Green infrastructure has been a part of public consciousness for a number of years. Studies have shown urban green spaces can signifcantly contribute to stormwater management and flood prevention, while improving the health of city dwellers and the local environment. However, because green infrastructure is a fairly new consideration for urban development, there is no existing method for strategic placements to maximize their use.

Dr. Anahita Khojandi and her partners, Drs. Xueping Li and Olufemi Omitaomu, plan to remedy this. Khojandi’s Joint Directed Research Development (JDRD) project is focused on creating a multi-method framework to aid mid-size cities in considering the possible impacts of climate change extremes on infrastructure.

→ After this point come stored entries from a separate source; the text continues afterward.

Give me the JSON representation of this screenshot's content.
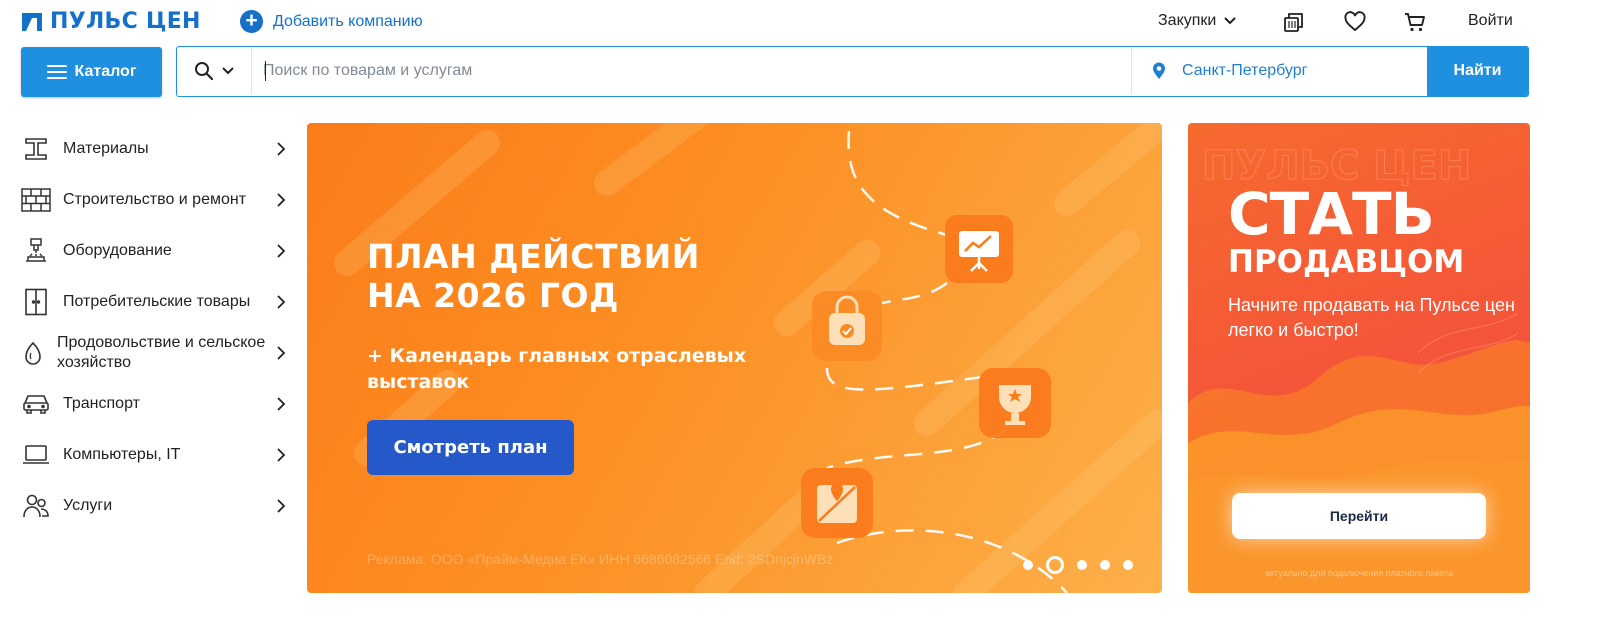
{
  "header": {
    "logo_text": "ПУЛЬС ЦЕН",
    "add_company_label": "Добавить компанию",
    "purchases_label": "Закупки",
    "login_label": "Войти",
    "icons": [
      "compare-icon",
      "heart-icon",
      "cart-icon"
    ]
  },
  "search": {
    "catalog_label": "Каталог",
    "placeholder": "Поиск по товарам и услугам",
    "value": "",
    "city": "Санкт-Петербург",
    "submit_label": "Найти"
  },
  "sidebar": {
    "items": [
      {
        "label": "Материалы",
        "icon": "i-beam-icon"
      },
      {
        "label": "Строительство и ремонт",
        "icon": "brick-wall-icon"
      },
      {
        "label": "Оборудование",
        "icon": "machine-tool-icon"
      },
      {
        "label": "Потребительские товары",
        "icon": "wardrobe-icon"
      },
      {
        "label": "Продовольствие и сельское хозяйство",
        "icon": "seed-icon"
      },
      {
        "label": "Транспорт",
        "icon": "car-icon"
      },
      {
        "label": "Компьютеры, IT",
        "icon": "laptop-icon"
      },
      {
        "label": "Услуги",
        "icon": "people-icon"
      }
    ]
  },
  "banner": {
    "title_line1": "ПЛАН ДЕЙСТВИЙ",
    "title_line2": "НА 2026 ГОД",
    "subtitle": "+ Календарь главных отраслевых выставок",
    "button_label": "Смотреть  план",
    "ad_text": "Реклама. ООО «Прайм-Медиа ЕК» ИНН 6686082566 Erid: 2SDnjcjnWBz",
    "slides_count": 5,
    "active_slide": 2,
    "colors": {
      "from": "#fb7c1a",
      "to": "#fdb04a",
      "button": "#2558c9"
    }
  },
  "promo": {
    "title_big": "СТАТЬ",
    "title_mid": "ПРОДАВЦОМ",
    "text": "Начните продавать на Пульсе цен легко и быстро!",
    "button_label": "Перейти",
    "note": "актуально для подключения платного пакета",
    "watermark": "ПУЛЬС ЦЕН"
  },
  "colors": {
    "brand": "#1570c9",
    "accent": "#1f8fe0"
  }
}
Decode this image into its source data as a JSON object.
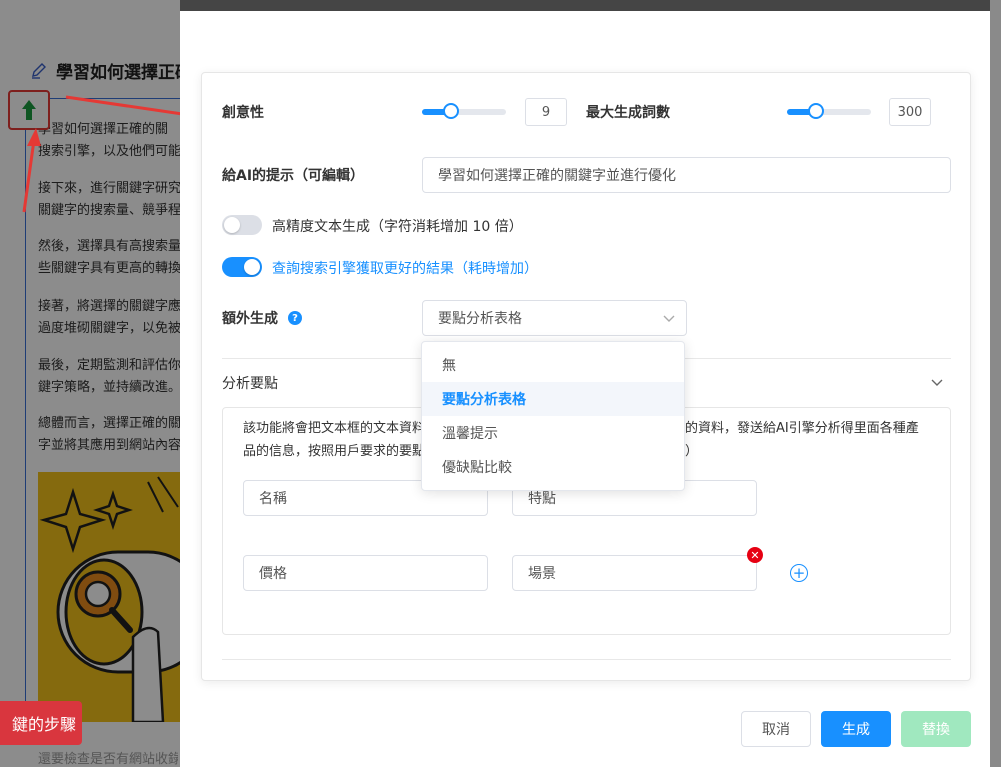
{
  "background": {
    "title": "學習如何選擇正確",
    "paragraphs": [
      [
        "學習如何選擇正確的關",
        "搜索引擎，以及他們可能"
      ],
      [
        "接下來，進行關鍵字研究",
        "關鍵字的搜索量、競爭程"
      ],
      [
        "然後，選擇具有高搜索量",
        "些關鍵字具有更高的轉換"
      ],
      [
        "接著，將選擇的關鍵字應",
        "過度堆砌關鍵字，以免被"
      ],
      [
        "最後，定期監測和評估你",
        "鍵字策略，並持續改進。"
      ],
      [
        "總體而言，選擇正確的關",
        "字並將其應用到網站內容"
      ]
    ],
    "red_button_label": "鍵的步驟",
    "bottom_text": "還要檢查是否有網站收錄"
  },
  "form": {
    "creativity_label": "創意性",
    "creativity_value": "9",
    "creativity_level": 0.35,
    "max_words_label": "最大生成詞數",
    "max_words_value": "300",
    "max_words_level": 0.35,
    "prompt_label": "給AI的提示（可編輯）",
    "prompt_value": "學習如何選擇正確的關鍵字並進行優化",
    "high_precision_label": "高精度文本生成（字符消耗增加 10 倍）",
    "search_label": "查詢搜索引擎獲取更好的結果（耗時增加）",
    "extra_label": "額外生成",
    "extra_selected": "要點分析表格",
    "extra_options": [
      "無",
      "要點分析表格",
      "溫馨提示",
      "優缺點比較"
    ],
    "analysis_title": "分析要點",
    "analysis_desc_line1_left": "該功能將會把文本框的文本資料",
    "analysis_desc_line1_right": "的資料，發送給AI引擎分析得里面各種產",
    "analysis_desc_line2_left": "品的信息，按照用戶要求的要點",
    "analysis_desc_line2_right": "）",
    "fields": [
      "名稱",
      "特點",
      "價格",
      "場景"
    ],
    "remove_glyph": "✕",
    "add_glyph": "+"
  },
  "footer": {
    "cancel_label": "取消",
    "generate_label": "生成",
    "replace_label": "替換"
  },
  "colors": {
    "accent": "#1890ff",
    "disabled_green": "#a0e8bf",
    "danger": "#e60012"
  }
}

“So if Knoxville wanted to build a park, where’s the best place to put it, not only for today but where it will be the most beneficial to future generations? It’s a very hard problem to solve,” said Khojandi.

Khojandi’s JDRD team is currently working on formulating a method for deciding where and how to incorporate green infrastructure into urban development in the most effective way possible. Green infrastructure is often defined as a network designed to solve urban and climate challenges via building with nature and can include parks, urban forests and green roofs to name a few.

Parks and urban forests aid in controlling rainfall runoff by absorbing more water directly into the ground. Green roofs have the potential to conserve a building’s energy, and when partnered with solar panels, they can simultaneously improve the efficiency of the panels to generate additional energy. While each of these components has notable benefits, mid-size cities have struggled historically with deciding where to locate them.

“What we’ve found is these cities and counties don’t have principal approaches to identify where these things should go,” said Dr. Omitaomu  from Oak Ridge National Laboratory (ORNL). “They see open land that is getting flooded and decide to put some green infrastructure there, but they don’t look at the implication of that decision. What does it mean five to ten years down the road for the community?”

Working in conjunction with ORNL’s recently formed Urban Dynamics Institute, Khojandi, Li and Omitaomu have presented some of their work to Knoxville city planners, which will be used to inform local urban development. They also hope the results of their research can be used to inform policies regarding urban development, encouraging better, more proactive planning.

Khojandi’s JDRD project partially supports three graduate students who also receive mentorship from Li and Omitaomu. Additionally, Khojandi’s team has begun a collaboration with Dr. Jon Hathaway of the department of civil and environmental engineering at the University of Tennessee. This new collaboration has already resulted in a proposal to the National Science Foundation (NSF).